None of my research would have been possible without the generous funding I received over many years from Research Councils, Medical Charities, and above all the Arthritis Research Campaign and the Wellcome Trust. The importance of the Wellcome Trust in supporting biomedical research in the UK is widely acknowledged, and the contribution to the Manchester group has been specifically documented (Balter 1996). At a time in the late 1980s when the Trust and other funding agencies decided to invest fellowships in outstanding young researchers, we were fortunate to recruit a number of such individuals who have subsequently established themselves as international leaders in the matrix biology field (see Kadler et al. 1996; Bishop 2000; Humphries 2000; Briggs & Chapman 2002; Boot-Handford & Tuckwell 2003; Kielty 2006; Streuli 2006). Developing a critical mass of high quality researchers with the vision and ability to develop successful programmes addressing fundamental questions in biology led to a successful bid to the Wellcome Trust and the establishment in 1994 of the Wellcome Trust Centre for Cell-Matrix Research. Here I pay tribute to the advice and guidance I received from Professor Helen Muir, former Wellcome Trustee, who had for many years been supportive of our research on cartilage biology from her perspective as Director of the Kennedy Institute of Rheumatology in London. Helen was a very distinguished scientist – the only UK matrix biologist to be made a Fellow of the Royal Society – and her contributions to the field continue to underpin important aspects of research undertaken in our Wellcome Trust Centre (Hardingham 2005).
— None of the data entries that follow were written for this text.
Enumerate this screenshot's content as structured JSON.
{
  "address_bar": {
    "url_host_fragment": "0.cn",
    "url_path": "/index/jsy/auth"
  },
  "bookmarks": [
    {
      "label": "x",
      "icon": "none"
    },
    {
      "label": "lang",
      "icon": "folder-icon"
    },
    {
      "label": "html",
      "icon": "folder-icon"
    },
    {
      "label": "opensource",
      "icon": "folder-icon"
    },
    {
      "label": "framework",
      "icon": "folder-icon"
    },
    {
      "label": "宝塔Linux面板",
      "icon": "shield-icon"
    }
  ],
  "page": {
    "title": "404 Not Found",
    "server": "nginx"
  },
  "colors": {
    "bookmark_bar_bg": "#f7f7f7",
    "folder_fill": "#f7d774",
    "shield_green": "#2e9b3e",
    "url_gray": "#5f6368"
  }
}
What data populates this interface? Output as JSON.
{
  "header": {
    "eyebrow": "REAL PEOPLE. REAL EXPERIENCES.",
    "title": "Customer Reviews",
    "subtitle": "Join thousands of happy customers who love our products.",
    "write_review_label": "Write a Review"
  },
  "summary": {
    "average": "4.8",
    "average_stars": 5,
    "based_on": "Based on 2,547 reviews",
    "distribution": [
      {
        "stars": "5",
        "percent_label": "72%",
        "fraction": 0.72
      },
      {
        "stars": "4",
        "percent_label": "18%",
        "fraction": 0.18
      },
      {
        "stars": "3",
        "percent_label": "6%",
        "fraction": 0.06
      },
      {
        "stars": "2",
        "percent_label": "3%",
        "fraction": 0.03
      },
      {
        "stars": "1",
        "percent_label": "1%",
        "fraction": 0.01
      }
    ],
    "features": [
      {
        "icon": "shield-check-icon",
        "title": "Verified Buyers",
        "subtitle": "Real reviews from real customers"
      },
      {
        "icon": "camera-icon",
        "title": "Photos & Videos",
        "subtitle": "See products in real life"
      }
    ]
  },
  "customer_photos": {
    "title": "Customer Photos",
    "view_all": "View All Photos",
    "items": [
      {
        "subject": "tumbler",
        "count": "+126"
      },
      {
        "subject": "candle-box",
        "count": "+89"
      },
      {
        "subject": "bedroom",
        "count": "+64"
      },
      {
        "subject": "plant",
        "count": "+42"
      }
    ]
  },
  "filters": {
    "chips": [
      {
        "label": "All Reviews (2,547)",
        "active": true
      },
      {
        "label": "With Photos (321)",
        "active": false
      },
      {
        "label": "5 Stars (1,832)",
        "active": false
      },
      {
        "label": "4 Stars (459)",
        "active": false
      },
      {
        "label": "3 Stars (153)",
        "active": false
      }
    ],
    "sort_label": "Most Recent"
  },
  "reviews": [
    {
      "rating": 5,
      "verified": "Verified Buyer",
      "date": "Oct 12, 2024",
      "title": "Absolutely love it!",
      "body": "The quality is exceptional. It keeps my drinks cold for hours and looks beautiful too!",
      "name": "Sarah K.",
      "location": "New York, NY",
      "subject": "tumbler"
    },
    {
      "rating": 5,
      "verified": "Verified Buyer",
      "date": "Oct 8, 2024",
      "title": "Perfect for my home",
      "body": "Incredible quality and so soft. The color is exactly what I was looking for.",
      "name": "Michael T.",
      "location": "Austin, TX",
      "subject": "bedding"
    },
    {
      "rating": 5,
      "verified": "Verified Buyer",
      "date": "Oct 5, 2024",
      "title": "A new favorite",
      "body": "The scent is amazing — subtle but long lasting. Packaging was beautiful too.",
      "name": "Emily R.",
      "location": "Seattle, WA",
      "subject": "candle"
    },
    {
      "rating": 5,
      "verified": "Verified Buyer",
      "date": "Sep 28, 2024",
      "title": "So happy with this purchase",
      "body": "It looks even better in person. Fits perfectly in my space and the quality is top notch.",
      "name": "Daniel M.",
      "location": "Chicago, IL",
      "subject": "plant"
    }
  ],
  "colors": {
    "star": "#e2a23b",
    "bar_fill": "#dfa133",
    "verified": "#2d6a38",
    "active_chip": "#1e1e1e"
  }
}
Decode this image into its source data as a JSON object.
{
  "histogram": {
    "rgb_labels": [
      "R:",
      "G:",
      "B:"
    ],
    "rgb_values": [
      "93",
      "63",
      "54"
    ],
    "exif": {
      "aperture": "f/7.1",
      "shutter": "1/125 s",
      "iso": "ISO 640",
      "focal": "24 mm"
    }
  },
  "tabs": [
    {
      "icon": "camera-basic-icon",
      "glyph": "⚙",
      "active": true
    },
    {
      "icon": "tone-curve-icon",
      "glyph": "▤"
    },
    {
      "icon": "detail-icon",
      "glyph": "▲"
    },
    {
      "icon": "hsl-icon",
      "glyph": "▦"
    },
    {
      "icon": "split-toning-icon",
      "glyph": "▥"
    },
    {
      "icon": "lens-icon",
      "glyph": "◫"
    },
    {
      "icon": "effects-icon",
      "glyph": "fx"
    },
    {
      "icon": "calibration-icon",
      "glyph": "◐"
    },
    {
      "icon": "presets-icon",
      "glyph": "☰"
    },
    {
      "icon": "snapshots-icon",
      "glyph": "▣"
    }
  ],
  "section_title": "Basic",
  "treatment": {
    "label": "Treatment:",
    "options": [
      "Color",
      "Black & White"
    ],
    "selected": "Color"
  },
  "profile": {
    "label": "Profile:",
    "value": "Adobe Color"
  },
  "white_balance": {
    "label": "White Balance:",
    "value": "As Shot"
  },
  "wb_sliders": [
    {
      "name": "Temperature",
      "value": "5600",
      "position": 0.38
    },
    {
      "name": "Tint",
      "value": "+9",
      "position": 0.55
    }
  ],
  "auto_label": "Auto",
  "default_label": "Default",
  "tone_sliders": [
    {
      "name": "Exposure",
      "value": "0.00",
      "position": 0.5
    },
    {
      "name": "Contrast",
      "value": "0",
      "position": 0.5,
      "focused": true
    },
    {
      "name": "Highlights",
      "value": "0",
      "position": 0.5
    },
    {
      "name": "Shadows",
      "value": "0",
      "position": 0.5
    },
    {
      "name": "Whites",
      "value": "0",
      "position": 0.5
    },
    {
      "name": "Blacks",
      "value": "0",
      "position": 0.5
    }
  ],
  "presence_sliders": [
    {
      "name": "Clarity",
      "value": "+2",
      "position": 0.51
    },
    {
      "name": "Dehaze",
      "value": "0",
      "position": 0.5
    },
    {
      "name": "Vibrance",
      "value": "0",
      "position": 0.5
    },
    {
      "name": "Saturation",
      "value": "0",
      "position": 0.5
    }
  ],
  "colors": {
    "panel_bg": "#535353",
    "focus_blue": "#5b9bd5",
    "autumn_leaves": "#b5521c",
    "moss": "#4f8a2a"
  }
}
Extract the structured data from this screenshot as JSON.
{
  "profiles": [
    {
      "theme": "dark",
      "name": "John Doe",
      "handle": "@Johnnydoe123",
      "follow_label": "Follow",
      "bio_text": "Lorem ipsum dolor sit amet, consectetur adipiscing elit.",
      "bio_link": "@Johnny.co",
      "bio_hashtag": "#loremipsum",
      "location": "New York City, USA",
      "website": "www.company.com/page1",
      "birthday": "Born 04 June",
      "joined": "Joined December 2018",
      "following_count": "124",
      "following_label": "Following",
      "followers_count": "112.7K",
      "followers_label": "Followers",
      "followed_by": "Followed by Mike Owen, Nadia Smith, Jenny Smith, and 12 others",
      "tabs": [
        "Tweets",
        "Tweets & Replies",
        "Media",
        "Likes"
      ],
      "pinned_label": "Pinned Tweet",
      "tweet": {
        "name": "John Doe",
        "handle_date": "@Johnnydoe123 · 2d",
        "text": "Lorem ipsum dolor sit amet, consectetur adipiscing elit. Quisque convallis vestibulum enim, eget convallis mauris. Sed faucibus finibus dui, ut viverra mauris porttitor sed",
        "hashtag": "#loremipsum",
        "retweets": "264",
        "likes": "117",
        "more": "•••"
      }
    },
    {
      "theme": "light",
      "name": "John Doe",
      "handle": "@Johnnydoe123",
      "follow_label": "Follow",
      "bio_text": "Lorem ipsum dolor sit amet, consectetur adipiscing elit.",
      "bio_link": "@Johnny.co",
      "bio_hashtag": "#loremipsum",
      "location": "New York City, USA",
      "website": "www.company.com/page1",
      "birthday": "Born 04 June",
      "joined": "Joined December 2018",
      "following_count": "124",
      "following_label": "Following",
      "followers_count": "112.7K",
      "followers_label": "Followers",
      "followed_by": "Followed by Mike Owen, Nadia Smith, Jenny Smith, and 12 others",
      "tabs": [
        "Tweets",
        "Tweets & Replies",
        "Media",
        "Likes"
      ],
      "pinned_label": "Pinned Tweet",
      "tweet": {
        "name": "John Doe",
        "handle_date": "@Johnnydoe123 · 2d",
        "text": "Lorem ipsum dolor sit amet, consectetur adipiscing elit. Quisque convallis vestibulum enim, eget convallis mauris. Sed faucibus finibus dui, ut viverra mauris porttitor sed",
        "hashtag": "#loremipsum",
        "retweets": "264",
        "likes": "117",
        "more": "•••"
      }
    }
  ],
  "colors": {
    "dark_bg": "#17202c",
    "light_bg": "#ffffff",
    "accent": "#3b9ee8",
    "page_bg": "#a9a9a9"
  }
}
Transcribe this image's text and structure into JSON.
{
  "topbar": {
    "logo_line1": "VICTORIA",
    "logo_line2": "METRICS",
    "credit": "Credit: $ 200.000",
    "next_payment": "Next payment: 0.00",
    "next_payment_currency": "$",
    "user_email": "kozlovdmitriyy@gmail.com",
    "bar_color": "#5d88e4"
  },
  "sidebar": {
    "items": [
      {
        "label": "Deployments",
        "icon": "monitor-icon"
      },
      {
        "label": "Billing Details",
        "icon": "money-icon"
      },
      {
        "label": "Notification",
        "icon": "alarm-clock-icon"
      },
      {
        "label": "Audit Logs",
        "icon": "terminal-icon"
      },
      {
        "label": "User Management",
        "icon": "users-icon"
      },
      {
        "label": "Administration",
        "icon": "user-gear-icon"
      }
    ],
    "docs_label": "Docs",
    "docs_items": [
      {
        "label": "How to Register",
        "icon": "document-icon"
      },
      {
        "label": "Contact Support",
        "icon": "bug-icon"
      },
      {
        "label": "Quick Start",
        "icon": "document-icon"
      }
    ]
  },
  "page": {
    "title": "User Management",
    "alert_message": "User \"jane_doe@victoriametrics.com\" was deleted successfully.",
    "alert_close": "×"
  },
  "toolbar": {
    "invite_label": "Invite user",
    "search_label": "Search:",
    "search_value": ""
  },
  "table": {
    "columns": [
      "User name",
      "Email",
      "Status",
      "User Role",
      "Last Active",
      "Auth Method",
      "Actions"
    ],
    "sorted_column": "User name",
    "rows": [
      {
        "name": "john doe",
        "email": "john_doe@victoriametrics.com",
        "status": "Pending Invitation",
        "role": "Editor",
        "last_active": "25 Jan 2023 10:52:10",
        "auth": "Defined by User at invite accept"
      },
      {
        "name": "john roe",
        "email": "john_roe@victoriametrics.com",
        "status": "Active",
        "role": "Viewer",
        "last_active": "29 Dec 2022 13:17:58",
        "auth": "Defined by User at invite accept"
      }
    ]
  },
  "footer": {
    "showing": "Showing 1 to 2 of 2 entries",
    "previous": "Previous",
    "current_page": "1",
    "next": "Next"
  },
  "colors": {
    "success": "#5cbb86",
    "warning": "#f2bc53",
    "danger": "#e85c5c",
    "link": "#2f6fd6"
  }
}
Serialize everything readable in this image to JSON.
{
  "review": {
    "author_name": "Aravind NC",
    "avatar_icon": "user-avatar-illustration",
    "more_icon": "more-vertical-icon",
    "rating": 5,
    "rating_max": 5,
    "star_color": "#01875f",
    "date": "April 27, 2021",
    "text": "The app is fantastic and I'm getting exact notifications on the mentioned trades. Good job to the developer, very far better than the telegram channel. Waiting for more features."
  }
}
Finally, I would wish to thank again the British Society for Matrix Biology for the honour they bestow on me today. For more than 35 years I have enjoyed a close association with the Society, initially in its previous existence as the UK Collagen Club, and the British Connective Tissue Society. I was privileged to chair the Society (1987–1992) and the organizing committee of the Federation of European Connective Tissue Societies (FECTS) meeting in Manchester in 1986. Six days of rain did little to enhance the reputation of Manchester as a vibrant European city but it was a highly successful meeting that attracted over 600 delegates and made a significant profit that put the Society on a sound financial footing. The Society has gone from strength to strength over the last two decades and it has been a very important vehicle in the development of my own career and that of so many UK matrix biologists. I therefore express my sincere thanks for the support I and my colleagues have received from the Society and I wish it continued success in the future.
Acknowledgments
One of the most challenging aspects of life as an academic researcher is in balancing one’s contributions to research and teaching with the demands of family life. I fear that on many occasions I failed to maintain a reasonable balance. Accordingly I must acknowledge that my wife and family made a remarkable contribution, albeit indirectly, to my research career by allowing me to focus on the research I have enjoyed so much. The sheer beauty I have found in the structure, organization and interactions of the macromolecules of the extracellular matrix has provided a fulfillment that was somewhat unexpected when I started out on a career in science.